A 2023 report by the Center for Strategic and International Studies, an American bipartisan nonprofit think tank, found that cartels operating in the Caribbean do use Venezuela to traffic drugs—but mostly to Europe, not the US. “To get to the Caribbean, drug traffickers favor transiting from Colombia through Venezuela.” The Colombia-Venezuela border in particular has “lax controls on the Venezuelan side and some members of the Venezuelan military are involved or support drug trafficking. Once cocaine reached Venezuela, it is then transported to the Caribbean through the Guajira and Paraguaná Peninsulas.
Cocaine leaves Colombia and Venezuela in small planes transiting through Guyana or the porous border with Suriname, where drug traffickers cross the Maroni River, a natural border between Suriname and French Guiana. Once in French Guiana, the cocaine departs in cargo vessels or by mules that take commercial flights to France, according to the report. Cocaine shipments from Venezuela enter the European Dutch territories via go-fast boats. From Aruba and Curaçao, cocaine is shipped directly to the Netherlands via sea or air or it continues its transshipment route to the eastern Caribbean. Second, Maduro, per the indictment, has “partnered with narco-terrorists” from Colombia’s FARC, ELN, the Sinaloa Cartel, the Zetas and TdA.

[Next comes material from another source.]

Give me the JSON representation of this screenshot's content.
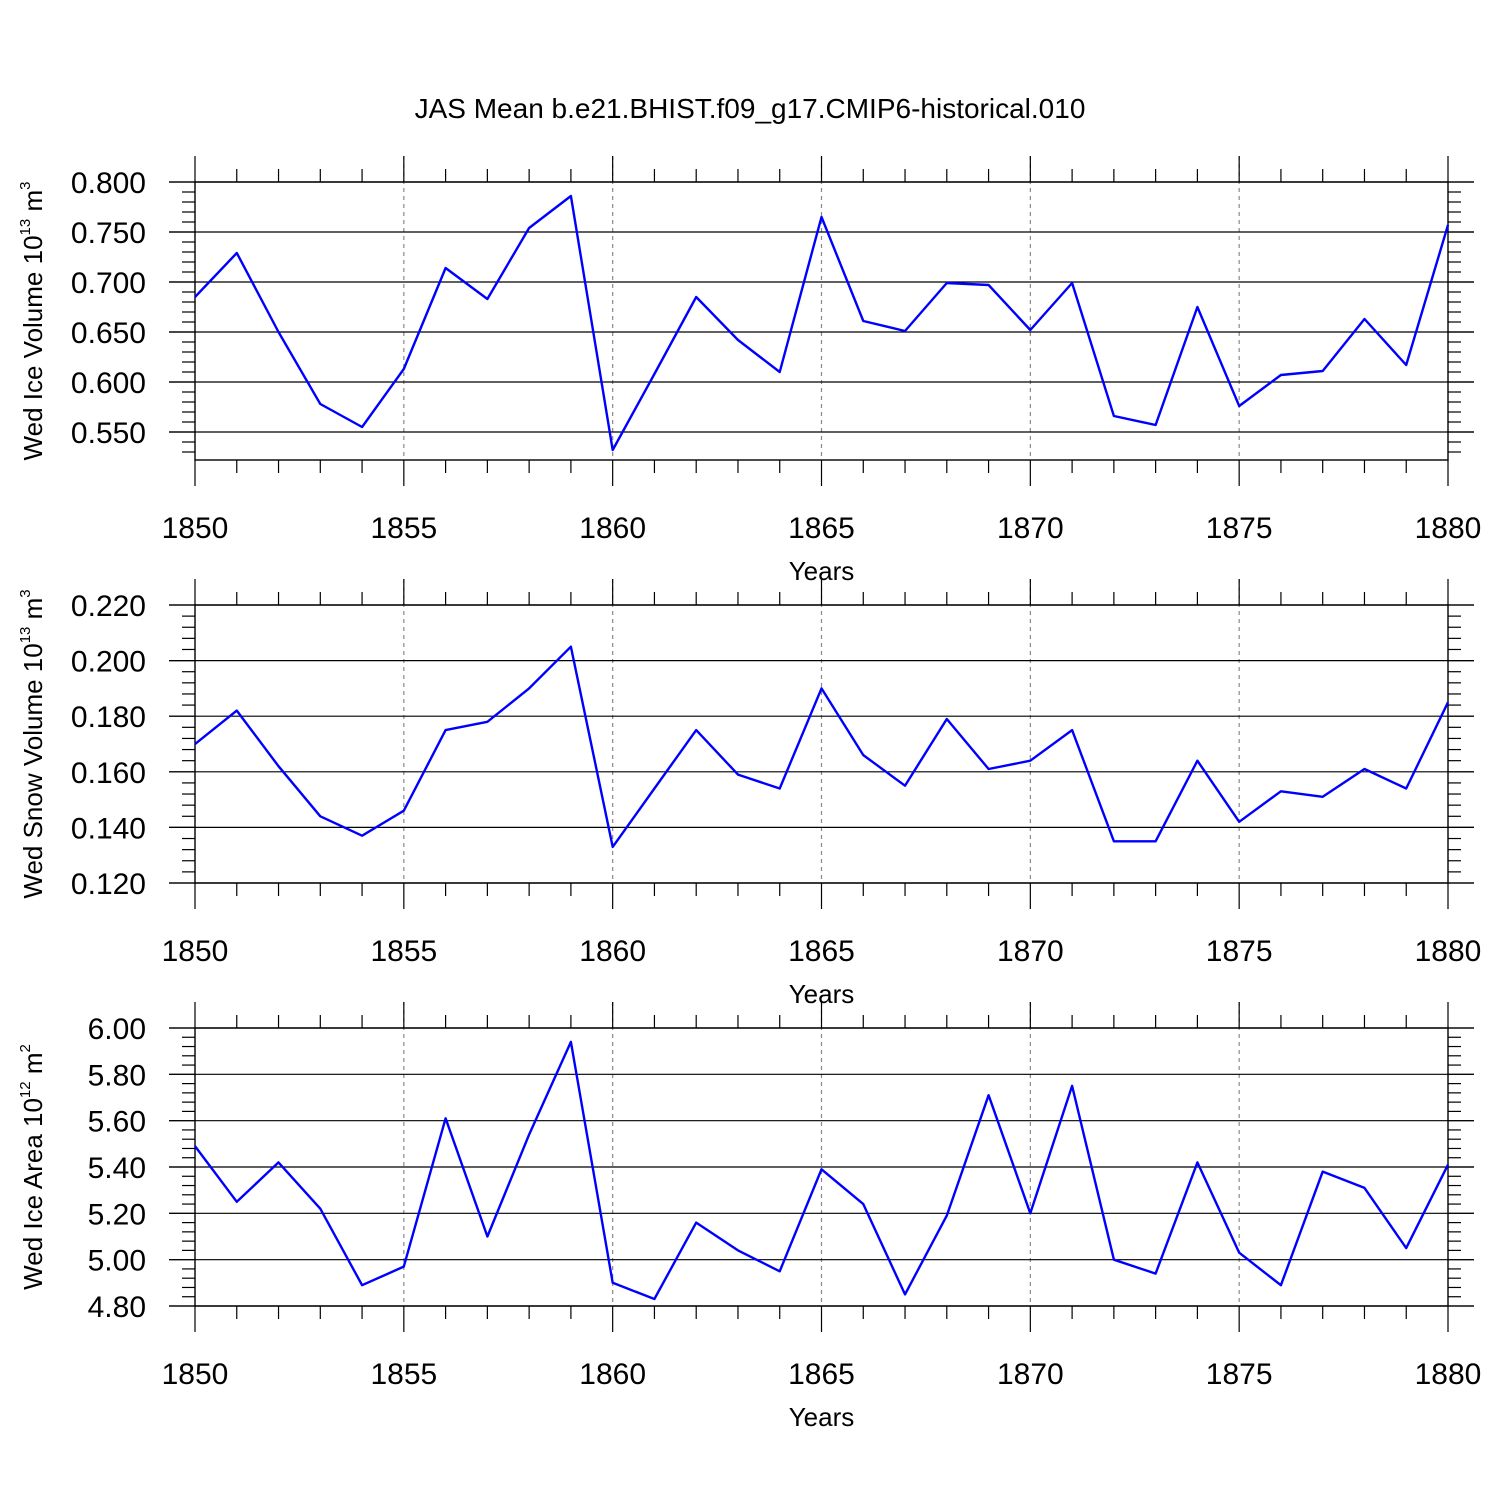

However, Mexican President Claudia Sheinbaum denied last August that Maduro had links to the Sinaloa Cartel as claimed by the US. “On Mexico’s part, there is no investigation that has to do with that,” she told reporters. An Office of the Director of National Intelligence (ODNI) memo last April concluded that Maduro “probably does not have a policy of cooperating with TdA and is not directing TdA movement to and operations in the United States”. “While Venezuela’s permissive environment enables [Tren de Aragua, or TDA] to operate, the Maduro regime probably does not have a policy of cooperating with TDA and is not directing TDA movement to and operations in the United States,” the report concluded.
Third, it’s true that in 2018, Maduro “declared victory in a disputed and internationally condemned presidential election in Venezuela”. It’s also true that in 2019, the Opposition-controlled National Assembly, led by President Juan Guaidó, declared that Maduro had usurped the presidency, and 50 countries, including the US, refused to recognize him as president. It’s again true that in the disputed 2024 presidential election, Maduro declared himself the winner. However, neither the US nor other Western nations have the right to question the election results or interfere in Venezuela’s internal matters.